Properties are taxed by local jurisdictions -- usually at the county level. The state merely sets the maximum level at which property can be taxed. In some states, such as California, all jurisdictions charge the maximum allowed by state law. In others, such as Louisiana, some counties charge less tax than others. Overall, counties in Louisiana charge the lowest property tax, both in actual payment and as a percentage of the property's value. Median yearly property taxes in Louisiana range from $117 to $129 a year, according to the Retirement Living Information Center website. That's less than some people pay for their cable bill every month.
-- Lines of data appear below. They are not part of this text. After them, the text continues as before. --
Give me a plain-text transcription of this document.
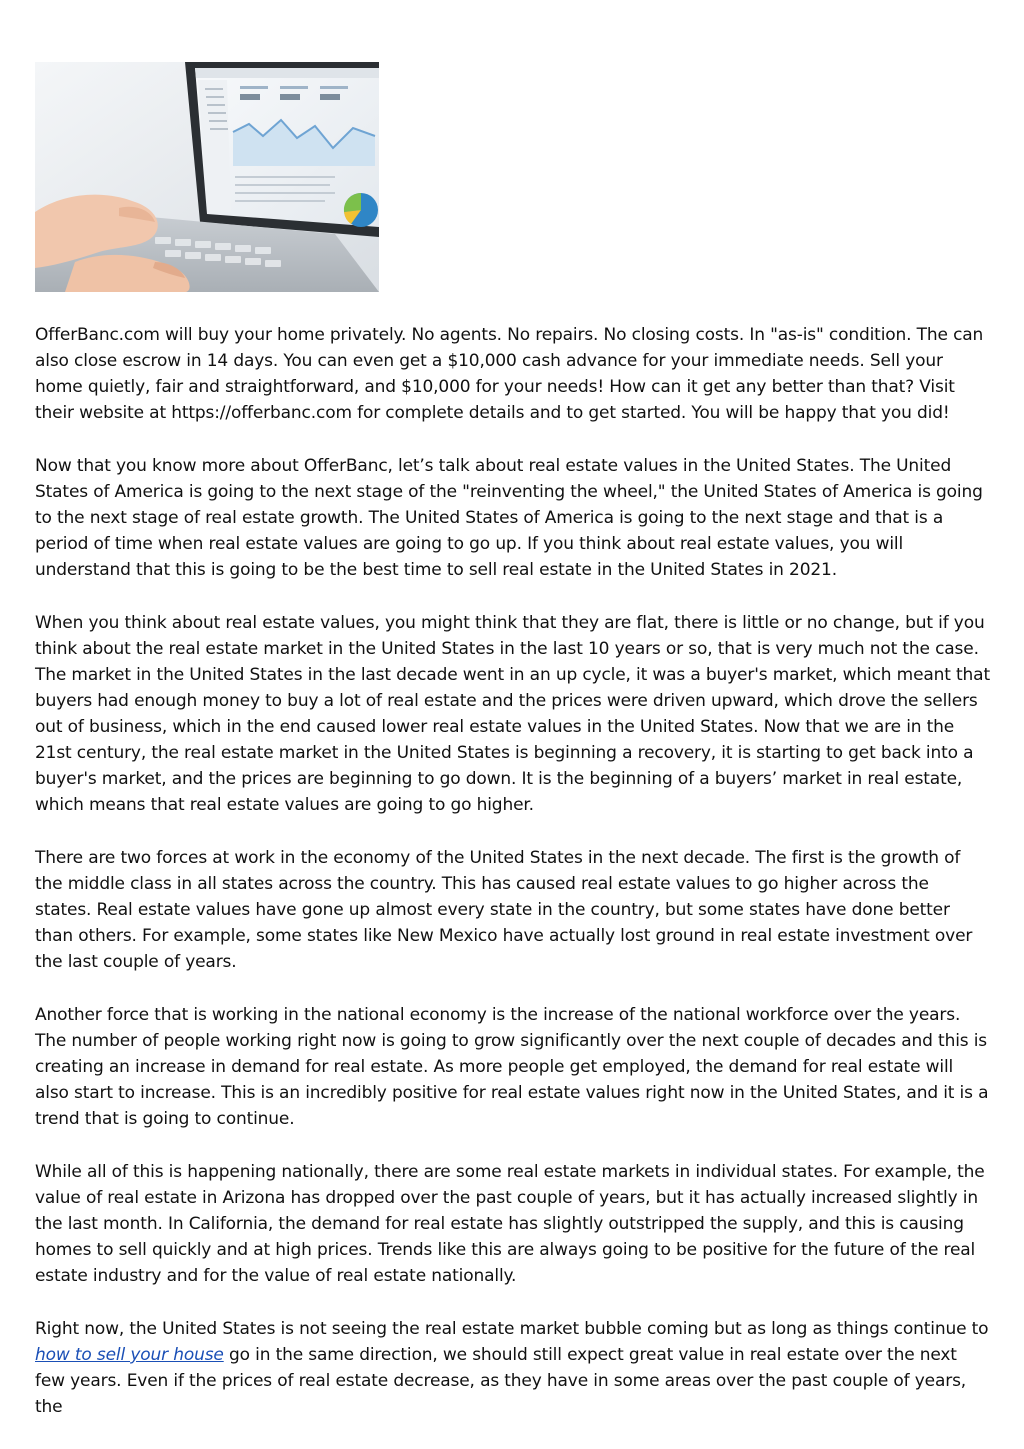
OfferBanc.com will buy your home privately. No agents. No repairs. No closing costs. In "as-is" condition. The can also close escrow in 14 days. You can even get a $10,000 cash advance for your immediate needs. Sell your home quietly, fair and straightforward, and $10,000 for your needs! How can it get any better than that? Visit their website at https://offerbanc.com for complete details and to get started. You will be happy that you did!

Now that you know more about OfferBanc, let’s talk about real estate values in the United States. The United States of America is going to the next stage of the "reinventing the wheel," the United States of America is going to the next stage of real estate growth. The United States of America is going to the next stage and that is a period of time when real estate values are going to go up. If you think about real estate values, you will understand that this is going to be the best time to sell real estate in the United States in 2021.

When you think about real estate values, you might think that they are flat, there is little or no change, but if you think about the real estate market in the United States in the last 10 years or so, that is very much not the case. The market in the United States in the last decade went in an up cycle, it was a buyer's market, which meant that buyers had enough money to buy a lot of real estate and the prices were driven upward, which drove the sellers out of business, which in the end caused lower real estate values in the United States. Now that we are in the 21st century, the real estate market in the United States is beginning a recovery, it is starting to get back into a buyer's market, and the prices are beginning to go down. It is the beginning of a buyers’ market in real estate, which means that real estate values are going to go higher.

There are two forces at work in the economy of the United States in the next decade. The first is the growth of the middle class in all states across the country. This has caused real estate values to go higher across the states. Real estate values have gone up almost every state in the country, but some states have done better than others. For example, some states like New Mexico have actually lost ground in real estate investment over the last couple of years.

Another force that is working in the national economy is the increase of the national workforce over the years. The number of people working right now is going to grow significantly over the next couple of decades and this is creating an increase in demand for real estate. As more people get employed, the demand for real estate will also start to increase. This is an incredibly positive for real estate values right now in the United States, and it is a trend that is going to continue.

While all of this is happening nationally, there are some real estate markets in individual states. For example, the value of real estate in Arizona has dropped over the past couple of years, but it has actually increased slightly in the last month. In California, the demand for real estate has slightly outstripped the supply, and this is causing homes to sell quickly and at high prices. Trends like this are always going to be positive for the future of the real estate industry and for the value of real estate nationally.

Right now, the United States is not seeing the real estate market bubble coming but as long as things continue to how to sell your house go in the same direction, we should still expect great value in real estate over the next few years. Even if the prices of real estate decrease, as they have in some areas over the past couple of years, the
The median tax rate in Louisiana is $1.72 per $1,000 in assessed value and in Arkansas, Mississippi, West Virginia and Alabama, the median property tax is also quite low -- less than $500 per year, the Retirement Living Information Center reports.

Homestead Exemptions in Many States

Homestead exemptions and tax credits are offered in most states under varying circumstances. These tax provisions reduce tax liability for homeowners. In Louisiana, for instance, homeowners pay no tax on the first $75,000 in assessed value of their home. In some states, such as Texas and Colorado, seniors are given tax exemptions of generous amounts -- up to 50 percent of the first $200,000 in assessed value in Colorado, according to the Lincoln Institute of Land Policy.

Tax Deferral in 23 States

Arizona, California, Colorado, Florida, Georgia, Illinois, Iowa, Maine, Maryland, Massachusetts, Michigan, Minnesota, New Hampshire, Oregon, Pennsylvania, South Dakota, Tennessee, Texas, Utah, Virginia, Washington, Wisconsin and Wyoming all have tax deferral programs for senior citizens. Although rules vary, the general concept is seniors do not have to pay property taxes while they own and live in their homes. Instead, tax liens are placed on the house which are redeemed when the house is sold, usually following the senior's death. Some states require qualifying standards, such as low income.